Prowl hugged his knees to his chest hull. “N-nothing, Grandfather,” he denied. “You should go back to bed so you don’t wear yourself out.”
Positron continued to advance toward Prowl’s berth, and sat down on the edge of it. “I cannot-I worry for you so,” he said simply, turning the youngling’s face toward his. “What happened to frighten you so, Grandson?”
“N… Nightmare,” Prowl confessed.
“It must have been quite the nightmare,” Positron gently observed, stroking his grandson’s helm.
Prowl’s lower lip trembled before he cried, “Grandfather, it was horrible! There was an attack and everyone was dying and I tried to get to you in time, but a Decepticon at-a-a-a-attacked y-“
Positron laid a finger on his grandson’s lips. “Shhh… let it go, Grandson,” he whispered. “It was only a nightmare. See? I am unharmed.”

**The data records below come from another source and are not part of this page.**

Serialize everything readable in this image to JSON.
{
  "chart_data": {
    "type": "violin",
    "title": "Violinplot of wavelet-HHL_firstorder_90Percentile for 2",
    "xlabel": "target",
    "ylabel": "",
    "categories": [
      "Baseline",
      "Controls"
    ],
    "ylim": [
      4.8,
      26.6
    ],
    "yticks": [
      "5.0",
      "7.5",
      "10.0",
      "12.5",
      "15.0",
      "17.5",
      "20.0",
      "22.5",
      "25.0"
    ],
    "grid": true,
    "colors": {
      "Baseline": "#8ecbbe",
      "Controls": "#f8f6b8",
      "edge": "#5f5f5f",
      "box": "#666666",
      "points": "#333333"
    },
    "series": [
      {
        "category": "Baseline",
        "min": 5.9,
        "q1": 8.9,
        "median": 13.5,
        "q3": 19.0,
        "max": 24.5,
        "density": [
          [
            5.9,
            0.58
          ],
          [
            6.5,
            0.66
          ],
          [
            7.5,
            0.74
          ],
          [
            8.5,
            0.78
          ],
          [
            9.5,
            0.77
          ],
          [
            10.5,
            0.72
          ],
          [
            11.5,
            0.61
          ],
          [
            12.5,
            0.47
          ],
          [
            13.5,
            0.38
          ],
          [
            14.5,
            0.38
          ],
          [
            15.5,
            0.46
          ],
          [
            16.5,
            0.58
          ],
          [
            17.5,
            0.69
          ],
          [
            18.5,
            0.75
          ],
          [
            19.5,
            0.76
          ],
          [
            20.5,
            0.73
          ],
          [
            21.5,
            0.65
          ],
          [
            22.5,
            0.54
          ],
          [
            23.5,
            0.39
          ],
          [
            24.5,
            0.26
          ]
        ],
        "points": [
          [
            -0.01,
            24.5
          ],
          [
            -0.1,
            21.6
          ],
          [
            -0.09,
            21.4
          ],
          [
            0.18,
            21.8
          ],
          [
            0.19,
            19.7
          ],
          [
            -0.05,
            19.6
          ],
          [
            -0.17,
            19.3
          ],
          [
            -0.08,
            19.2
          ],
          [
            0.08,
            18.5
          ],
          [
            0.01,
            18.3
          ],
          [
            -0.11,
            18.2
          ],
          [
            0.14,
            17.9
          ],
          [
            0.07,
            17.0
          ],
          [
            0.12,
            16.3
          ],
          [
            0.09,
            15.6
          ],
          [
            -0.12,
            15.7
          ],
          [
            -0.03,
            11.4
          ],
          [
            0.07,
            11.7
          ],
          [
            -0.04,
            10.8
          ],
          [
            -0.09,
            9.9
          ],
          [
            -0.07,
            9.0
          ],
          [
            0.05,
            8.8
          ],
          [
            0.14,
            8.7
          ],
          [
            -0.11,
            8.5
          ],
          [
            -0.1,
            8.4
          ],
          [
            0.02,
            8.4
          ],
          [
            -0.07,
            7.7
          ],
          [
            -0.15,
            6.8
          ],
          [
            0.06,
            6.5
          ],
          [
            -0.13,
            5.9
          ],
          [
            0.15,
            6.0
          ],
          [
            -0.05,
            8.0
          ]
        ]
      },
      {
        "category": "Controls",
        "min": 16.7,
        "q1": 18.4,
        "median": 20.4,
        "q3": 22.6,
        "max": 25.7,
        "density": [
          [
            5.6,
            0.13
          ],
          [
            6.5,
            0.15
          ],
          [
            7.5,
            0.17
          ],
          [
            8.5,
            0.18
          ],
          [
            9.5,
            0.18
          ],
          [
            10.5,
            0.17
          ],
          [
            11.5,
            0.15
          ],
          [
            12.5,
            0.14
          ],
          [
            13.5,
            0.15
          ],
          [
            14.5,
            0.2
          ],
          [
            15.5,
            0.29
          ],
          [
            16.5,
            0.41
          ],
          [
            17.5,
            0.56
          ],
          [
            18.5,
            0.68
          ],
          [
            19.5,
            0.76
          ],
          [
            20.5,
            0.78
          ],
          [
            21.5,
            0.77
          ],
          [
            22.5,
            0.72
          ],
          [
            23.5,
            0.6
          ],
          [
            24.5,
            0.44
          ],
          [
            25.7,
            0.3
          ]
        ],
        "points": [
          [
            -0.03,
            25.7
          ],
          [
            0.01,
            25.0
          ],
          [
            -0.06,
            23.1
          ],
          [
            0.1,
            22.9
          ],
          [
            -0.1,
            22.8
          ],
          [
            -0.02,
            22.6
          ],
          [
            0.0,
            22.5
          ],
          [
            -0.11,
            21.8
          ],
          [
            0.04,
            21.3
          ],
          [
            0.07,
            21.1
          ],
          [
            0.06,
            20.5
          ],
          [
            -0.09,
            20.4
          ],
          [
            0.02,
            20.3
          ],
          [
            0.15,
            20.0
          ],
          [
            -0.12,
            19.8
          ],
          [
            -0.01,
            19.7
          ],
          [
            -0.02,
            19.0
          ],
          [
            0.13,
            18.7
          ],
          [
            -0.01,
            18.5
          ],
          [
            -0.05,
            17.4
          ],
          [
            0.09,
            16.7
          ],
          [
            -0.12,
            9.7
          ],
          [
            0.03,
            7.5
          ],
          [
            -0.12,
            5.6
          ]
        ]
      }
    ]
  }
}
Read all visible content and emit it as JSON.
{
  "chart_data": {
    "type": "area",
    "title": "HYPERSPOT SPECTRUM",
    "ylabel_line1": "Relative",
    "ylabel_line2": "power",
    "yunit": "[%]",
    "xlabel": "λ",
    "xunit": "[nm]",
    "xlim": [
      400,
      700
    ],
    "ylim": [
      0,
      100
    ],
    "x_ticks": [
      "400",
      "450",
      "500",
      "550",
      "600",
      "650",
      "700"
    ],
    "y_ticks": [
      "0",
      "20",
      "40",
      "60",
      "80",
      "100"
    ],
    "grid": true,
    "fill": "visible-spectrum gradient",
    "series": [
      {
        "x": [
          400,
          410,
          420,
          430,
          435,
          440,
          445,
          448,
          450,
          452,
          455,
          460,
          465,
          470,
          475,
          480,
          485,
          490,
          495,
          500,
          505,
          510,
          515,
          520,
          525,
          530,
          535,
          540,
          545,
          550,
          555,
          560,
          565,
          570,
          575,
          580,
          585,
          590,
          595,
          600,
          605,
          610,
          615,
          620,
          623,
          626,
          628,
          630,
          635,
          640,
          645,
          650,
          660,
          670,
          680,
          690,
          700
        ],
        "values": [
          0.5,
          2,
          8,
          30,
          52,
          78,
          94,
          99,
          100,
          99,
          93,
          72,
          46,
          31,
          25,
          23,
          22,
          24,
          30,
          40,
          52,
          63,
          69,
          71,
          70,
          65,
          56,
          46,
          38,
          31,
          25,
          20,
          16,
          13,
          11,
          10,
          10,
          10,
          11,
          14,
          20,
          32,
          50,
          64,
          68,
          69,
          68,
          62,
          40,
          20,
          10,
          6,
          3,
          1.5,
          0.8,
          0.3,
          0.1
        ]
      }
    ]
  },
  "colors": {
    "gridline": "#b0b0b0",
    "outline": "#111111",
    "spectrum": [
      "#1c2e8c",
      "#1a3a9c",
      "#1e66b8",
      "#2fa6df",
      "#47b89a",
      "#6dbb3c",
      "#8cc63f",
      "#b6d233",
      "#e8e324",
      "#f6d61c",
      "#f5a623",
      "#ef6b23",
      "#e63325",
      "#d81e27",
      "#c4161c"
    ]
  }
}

Lower lip still trembling, Prowl crawled over to sit next to Positron, wrapping his arms around him and leaning into him. “I don’t want you to die, Grandfather,” he mumbled.
“I will not, Grandson,” Positron replied gently. “I won’t leave you.”
For the first time since he was very small, Prowl allowed his grandfather to see him cry.
** Rated for a REASON. It's... It's not purdy. -_-;;; **
Based very heavily on the atomic bombings of Hiroshima in WWII. Provides a little closure for me because I was able to do some general research and not freak out.